Comment by mr90210

5 days ago

> Congrats, rustc forced you to wrap all your types in Arc<Mutex<_>>

Also, don’t people know that a Mutex implies lower throughput depending on how long said Mutex is held?

Lock-free data structures/algorithms are attempt to address the drawbacks of Mutexes.

https://en.wikipedia.org/wiki/Lock_(computer_science)#Disadv...

5 comments

mr90210

Lock-free and even wait-free approaches are not a panacea. Memory contention is fundamentally expensive with today’s CPU architectures (they lock, even if you ostensibly don’t). High contention lock-free structures routinely perform worse than serialized locking.

speed_spread 5 days ago

The overhead of Mutex for uncontended cases is negligible. If Mutex acquisition starts to measurably limit your production performance, you have options but will probably need to reconsider the use of shared mutable anyway.

valyala 5 days ago

Lock-free data structures and algorithms access shared memory via various atomic operations such as compare-and-swap and atomic arithmetic.

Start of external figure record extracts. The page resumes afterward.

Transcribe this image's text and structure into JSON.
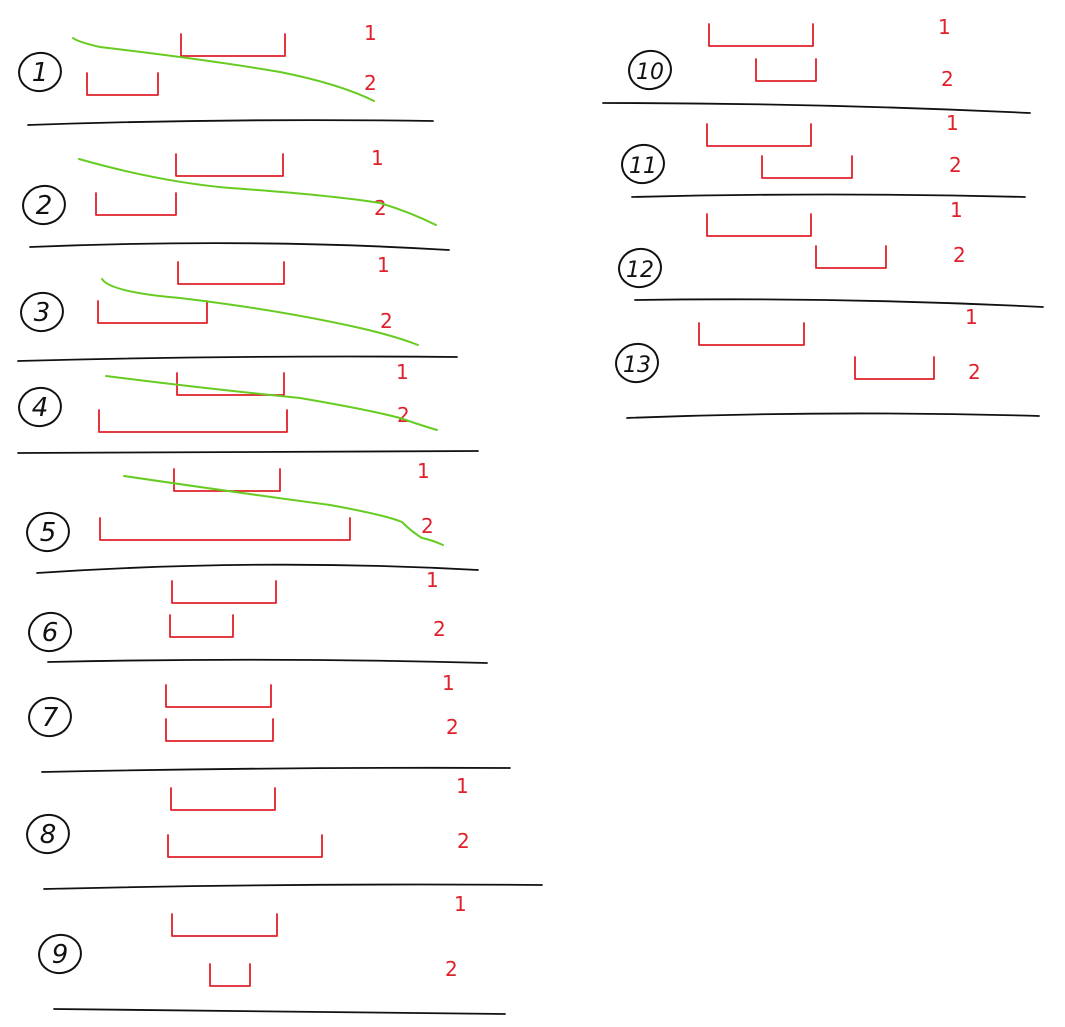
{
  "colors": {
    "ink": "#111111",
    "bracket": "#e0202a",
    "trend": "#66cc22"
  },
  "figures": [
    {
      "label": "1",
      "row1": "1",
      "row2": "2",
      "has_trend": true
    },
    {
      "label": "2",
      "row1": "1",
      "row2": "2",
      "has_trend": true
    },
    {
      "label": "3",
      "row1": "1",
      "row2": "2",
      "has_trend": true
    },
    {
      "label": "4",
      "row1": "1",
      "row2": "2",
      "has_trend": true
    },
    {
      "label": "5",
      "row1": "1",
      "row2": "2",
      "has_trend": true
    },
    {
      "label": "6",
      "row1": "1",
      "row2": "2",
      "has_trend": false
    },
    {
      "label": "7",
      "row1": "1",
      "row2": "2",
      "has_trend": false
    },
    {
      "label": "8",
      "row1": "1",
      "row2": "2",
      "has_trend": false
    },
    {
      "label": "9",
      "row1": "1",
      "row2": "2",
      "has_trend": false
    },
    {
      "label": "10",
      "row1": "1",
      "row2": "2",
      "has_trend": false
    },
    {
      "label": "11",
      "row1": "1",
      "row2": "2",
      "has_trend": false
    },
    {
      "label": "12",
      "row1": "1",
      "row2": "2",
      "has_trend": false
    },
    {
      "label": "13",
      "row1": "1",
      "row2": "2",
      "has_trend": false
    }
  ]
}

The throughout of these operations do not scale with the number of CPU cores. Contrary, the throughput usually reduces with the growing number of CPU cores because they need more time for synchronizing local per-CPU caches with the main memory. So, lock-free data structures and algorithms do not scale on systems with big number of CPU cores. It is preferred to use "shared nothing" data structures and algorithms instead, where every CPU core processes its own portion of state, which isn't shared among other CPU cores. In this case the local state can be processed from local per-CPU caches at the speed which exceeds the main memory read/write bandwidth and has smaller access latency.

gpderetta 5 days ago

High write contention on a memory location do not scale with the number of cores (in fact it is bad even with two cores).
This is independent of using a mutex, a lock free algorithm or message passing (because at the end of the day a queue is a memory location).

judofyr 5 days ago

Lock-free data structures does not guarantee higher throughput. They guarantee lower latency which often comes at the expense of the throughput. A typical approach for implementing a lock-free data structure is to allow one thread to "take over" the execution of another one by repeating parts of its work. It ensures progress of the system, even if one thread isn't being scheduled. This is mainly useful when you have CPUs competing for work running in parallel.

The performance of high-contention code is a really tricky to reason about and depends on a lot of factors. Just replacing a mutex with a lock-free data structure will not magically speed up your code. Eliminating the contention completely is typically much better in general.